IVPB will issue standards guidance. Responding to the “clear demand for best practice guidance to support the consistent implementation of the IVS,” the IVPB will update several “guidance notes” (no longer “standards”), including those on The Cost Approach for Financial Reporting and Discounted Cash Flow, according to a release. Additional activities:

  • The IVSB is collaborating with The Appraisal Foundation (TAF) to reduce current practice diversity in intangible asset valuation for financial reporting. Once TAF publishes its working group paper on Identification of Contributory Assets and the Calculation of Economic Rent, the IVSB will review and publish an exposure draft of an international version by Q2 2010.
  • The IVPB is working on a joint, non-authoritative document addressing the auditor’s use of an “expert,” including a model agreement between the auditor and the valuator and a dialogue on maintaining independence.
  • The IVPB is developing benchmarks to improve the standards of “valuation education around the world and to promote good ethical practices globally.” It has approved an exposure draft of a model Code of Ethics; it will also issue a discussion paper on the Definition of a Professional Valuer shortly.

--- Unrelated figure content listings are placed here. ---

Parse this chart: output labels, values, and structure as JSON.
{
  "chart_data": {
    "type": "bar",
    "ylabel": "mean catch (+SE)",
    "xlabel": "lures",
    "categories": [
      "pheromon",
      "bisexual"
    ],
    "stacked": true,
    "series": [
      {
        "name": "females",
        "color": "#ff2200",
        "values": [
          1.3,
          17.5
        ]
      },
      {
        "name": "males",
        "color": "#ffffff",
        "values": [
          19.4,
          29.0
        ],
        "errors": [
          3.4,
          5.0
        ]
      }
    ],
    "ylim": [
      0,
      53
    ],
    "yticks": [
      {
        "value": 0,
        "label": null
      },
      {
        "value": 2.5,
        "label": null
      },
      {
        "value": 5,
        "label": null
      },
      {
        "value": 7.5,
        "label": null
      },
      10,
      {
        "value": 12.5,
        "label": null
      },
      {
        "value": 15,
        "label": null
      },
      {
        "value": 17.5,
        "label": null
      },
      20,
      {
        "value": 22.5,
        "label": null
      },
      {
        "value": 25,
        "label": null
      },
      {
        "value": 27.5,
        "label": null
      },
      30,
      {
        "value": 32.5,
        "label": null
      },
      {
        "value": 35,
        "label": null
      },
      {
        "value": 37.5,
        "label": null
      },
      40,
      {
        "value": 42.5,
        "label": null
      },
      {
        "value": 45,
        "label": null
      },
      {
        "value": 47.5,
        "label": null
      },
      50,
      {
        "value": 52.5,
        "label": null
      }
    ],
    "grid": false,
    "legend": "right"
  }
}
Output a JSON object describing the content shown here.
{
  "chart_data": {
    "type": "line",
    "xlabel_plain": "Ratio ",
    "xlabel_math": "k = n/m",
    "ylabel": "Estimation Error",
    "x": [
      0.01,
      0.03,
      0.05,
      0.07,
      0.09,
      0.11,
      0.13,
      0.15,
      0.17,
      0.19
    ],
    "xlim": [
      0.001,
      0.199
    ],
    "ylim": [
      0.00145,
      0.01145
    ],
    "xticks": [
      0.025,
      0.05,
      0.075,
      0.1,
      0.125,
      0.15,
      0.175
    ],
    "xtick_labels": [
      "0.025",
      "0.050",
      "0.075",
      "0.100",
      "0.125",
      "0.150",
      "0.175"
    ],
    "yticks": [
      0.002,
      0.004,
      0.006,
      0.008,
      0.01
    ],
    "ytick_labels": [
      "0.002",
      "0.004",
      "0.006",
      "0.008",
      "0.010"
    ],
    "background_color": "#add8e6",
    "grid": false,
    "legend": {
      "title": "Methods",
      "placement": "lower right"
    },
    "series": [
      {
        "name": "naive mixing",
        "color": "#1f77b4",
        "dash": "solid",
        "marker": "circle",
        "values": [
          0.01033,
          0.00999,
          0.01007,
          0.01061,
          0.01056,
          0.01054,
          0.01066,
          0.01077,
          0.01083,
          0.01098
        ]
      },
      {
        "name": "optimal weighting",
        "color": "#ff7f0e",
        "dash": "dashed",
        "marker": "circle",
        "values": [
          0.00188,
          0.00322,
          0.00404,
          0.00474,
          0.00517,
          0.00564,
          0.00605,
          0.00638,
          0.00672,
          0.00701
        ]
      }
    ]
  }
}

IASB releases IFRS 9, Financial Instruments

Last week the International Accounting Standards Board (IASB) issued a new International Financial Reporting Standard (IFRS) on the classification and measurement of financial assets. Publication of IFRS 9 Financial Instruments completes the first of a three-part project to replace IAS 39 Financial Instruments: Recognition and Measurement. “The new standard enhances the ability of investors and other users of financial information to understand the accounting of financial assets and reduces complexity,” says the IASB release. The IASB received broad support feedback for its approach in IFRS 9, including the requirement to asses an entity’s business model first, to avoid considering the contractual cash flows of every individual asset. The Board also changed the proposed accounting for structured credit-linked investments and for purchases of distressed debt, and decided not to finalize requirements for financial liabilities, for which it expects to issue guidance in 2010.

The effective date for mandatory adoption of IFRS 9 Financial Instruments is January 1, 2013. A summary of the entire IAS 39 replacement project—including posted feedback and updates—is available here.

Holiday hiatus:
BVWire will be taking a break during Thanksgiving week. From every one at BVR, enjoy the holidays.